My husband to be introduced me as a friend to his mother.  She put out a thin hand and offered a half smile.  She seemed to size me up and down, perhaps pleased to see her son in the company of a young woman.  He had been in the company of other women before me and these relationships had not worked out. 

‘We’re going to Mansfield to camp in Uncle Joe’s hut,’ my husband said to his mother.  He might as well have told her we were off to rob a bank. 

The look on her face, and I knew it instantly.  Her face became that of a mother in law in stereotype: slits for eyes, a knitted forehead and clenched chin. 

She said nothing, as she dragged out the old pots from the back of her ovenware cupboard, but it was clear she disapproved. 
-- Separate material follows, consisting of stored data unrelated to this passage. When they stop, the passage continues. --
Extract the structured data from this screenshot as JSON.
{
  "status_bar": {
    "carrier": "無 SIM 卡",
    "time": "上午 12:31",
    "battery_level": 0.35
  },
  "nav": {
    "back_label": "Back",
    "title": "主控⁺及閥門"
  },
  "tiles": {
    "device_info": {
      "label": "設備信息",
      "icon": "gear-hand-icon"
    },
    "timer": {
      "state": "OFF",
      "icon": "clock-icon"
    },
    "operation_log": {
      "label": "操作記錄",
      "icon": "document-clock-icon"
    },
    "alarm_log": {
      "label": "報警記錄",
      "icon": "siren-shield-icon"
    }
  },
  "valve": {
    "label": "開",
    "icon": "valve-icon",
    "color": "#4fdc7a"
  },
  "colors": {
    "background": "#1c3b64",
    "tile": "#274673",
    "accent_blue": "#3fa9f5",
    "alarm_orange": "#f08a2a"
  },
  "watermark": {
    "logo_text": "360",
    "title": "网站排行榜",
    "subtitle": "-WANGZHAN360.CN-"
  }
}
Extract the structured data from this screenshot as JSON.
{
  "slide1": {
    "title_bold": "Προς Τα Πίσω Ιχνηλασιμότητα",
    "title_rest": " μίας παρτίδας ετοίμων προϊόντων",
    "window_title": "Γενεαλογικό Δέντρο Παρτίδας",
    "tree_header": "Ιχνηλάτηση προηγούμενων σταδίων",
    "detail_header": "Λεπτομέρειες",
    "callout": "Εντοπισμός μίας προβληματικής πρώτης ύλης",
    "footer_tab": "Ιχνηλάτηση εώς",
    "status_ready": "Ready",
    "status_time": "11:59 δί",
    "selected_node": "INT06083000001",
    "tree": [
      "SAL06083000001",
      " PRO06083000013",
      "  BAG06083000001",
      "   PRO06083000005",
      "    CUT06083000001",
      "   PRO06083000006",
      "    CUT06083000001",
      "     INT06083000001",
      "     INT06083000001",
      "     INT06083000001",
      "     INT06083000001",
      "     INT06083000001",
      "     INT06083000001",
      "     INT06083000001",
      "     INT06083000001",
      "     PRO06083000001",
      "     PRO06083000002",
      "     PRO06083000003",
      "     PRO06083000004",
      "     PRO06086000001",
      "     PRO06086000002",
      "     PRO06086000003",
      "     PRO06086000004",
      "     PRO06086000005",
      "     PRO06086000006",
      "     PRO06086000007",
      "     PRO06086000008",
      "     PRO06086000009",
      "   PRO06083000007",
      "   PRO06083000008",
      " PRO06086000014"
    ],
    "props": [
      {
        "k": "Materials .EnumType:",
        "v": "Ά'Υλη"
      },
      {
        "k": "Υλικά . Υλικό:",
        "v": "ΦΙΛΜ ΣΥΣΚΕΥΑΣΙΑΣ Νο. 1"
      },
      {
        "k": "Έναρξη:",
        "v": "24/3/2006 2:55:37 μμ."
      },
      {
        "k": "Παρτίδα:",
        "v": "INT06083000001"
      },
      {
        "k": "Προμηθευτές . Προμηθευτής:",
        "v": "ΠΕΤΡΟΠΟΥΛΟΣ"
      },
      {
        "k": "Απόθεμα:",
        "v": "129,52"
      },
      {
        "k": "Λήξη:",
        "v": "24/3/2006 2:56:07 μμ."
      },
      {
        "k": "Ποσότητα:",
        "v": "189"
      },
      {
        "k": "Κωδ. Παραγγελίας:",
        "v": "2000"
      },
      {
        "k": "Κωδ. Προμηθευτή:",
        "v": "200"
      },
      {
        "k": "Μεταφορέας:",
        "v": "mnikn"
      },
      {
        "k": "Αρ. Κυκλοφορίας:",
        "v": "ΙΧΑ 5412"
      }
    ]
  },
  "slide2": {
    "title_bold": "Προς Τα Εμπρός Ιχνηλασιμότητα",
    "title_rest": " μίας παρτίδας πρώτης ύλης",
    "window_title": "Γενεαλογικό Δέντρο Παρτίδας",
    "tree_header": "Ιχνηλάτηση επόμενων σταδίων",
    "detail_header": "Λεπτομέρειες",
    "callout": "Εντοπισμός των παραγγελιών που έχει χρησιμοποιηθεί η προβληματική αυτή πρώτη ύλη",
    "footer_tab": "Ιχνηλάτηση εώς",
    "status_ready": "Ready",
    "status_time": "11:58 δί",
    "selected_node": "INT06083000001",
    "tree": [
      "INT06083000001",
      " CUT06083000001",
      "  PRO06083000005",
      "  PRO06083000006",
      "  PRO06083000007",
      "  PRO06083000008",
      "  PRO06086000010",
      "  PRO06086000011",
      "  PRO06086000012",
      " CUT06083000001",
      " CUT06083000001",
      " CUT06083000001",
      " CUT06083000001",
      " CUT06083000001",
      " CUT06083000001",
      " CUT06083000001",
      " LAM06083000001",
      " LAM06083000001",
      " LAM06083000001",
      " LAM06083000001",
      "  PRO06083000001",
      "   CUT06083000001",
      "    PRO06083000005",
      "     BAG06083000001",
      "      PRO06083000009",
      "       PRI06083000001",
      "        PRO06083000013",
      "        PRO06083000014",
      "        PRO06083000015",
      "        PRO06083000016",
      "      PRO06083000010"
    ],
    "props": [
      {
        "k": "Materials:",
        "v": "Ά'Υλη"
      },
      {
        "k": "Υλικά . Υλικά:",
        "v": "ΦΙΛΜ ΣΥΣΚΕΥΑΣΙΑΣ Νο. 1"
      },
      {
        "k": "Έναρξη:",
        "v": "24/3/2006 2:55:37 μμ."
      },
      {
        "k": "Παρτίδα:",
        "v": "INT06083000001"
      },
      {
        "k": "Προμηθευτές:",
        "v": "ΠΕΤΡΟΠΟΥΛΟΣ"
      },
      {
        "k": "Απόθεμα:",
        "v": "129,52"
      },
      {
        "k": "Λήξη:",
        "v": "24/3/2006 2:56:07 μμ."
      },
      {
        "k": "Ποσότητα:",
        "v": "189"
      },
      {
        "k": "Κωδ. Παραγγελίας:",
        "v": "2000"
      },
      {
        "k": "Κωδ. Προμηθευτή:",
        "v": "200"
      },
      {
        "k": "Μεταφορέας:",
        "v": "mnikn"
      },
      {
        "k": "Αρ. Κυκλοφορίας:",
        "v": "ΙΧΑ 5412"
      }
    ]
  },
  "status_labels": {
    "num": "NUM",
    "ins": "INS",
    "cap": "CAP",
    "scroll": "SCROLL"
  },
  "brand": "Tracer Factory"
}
To the day she died, her disapproval continued, but it was met with my own, given I took sides with my husband who had not had an easy time with his mother.  This woman who burned her son’s copy of Lady Chatterley’s Lover; this woman who told her son he would never be as good or as great a man as the parish priest; this woman who told her son he was too difficult by half. 

No wonder then, my mother in law should disapprove of me, too.  My husband to be and I were accomplices in crime who lived in sin.  

Today, I am the age of my mother in law when we first met.  I have one son in law already and another joining the ranks next year.  Two other potential sons in law hover on the sidelines. 

What sort of mother in law will I make?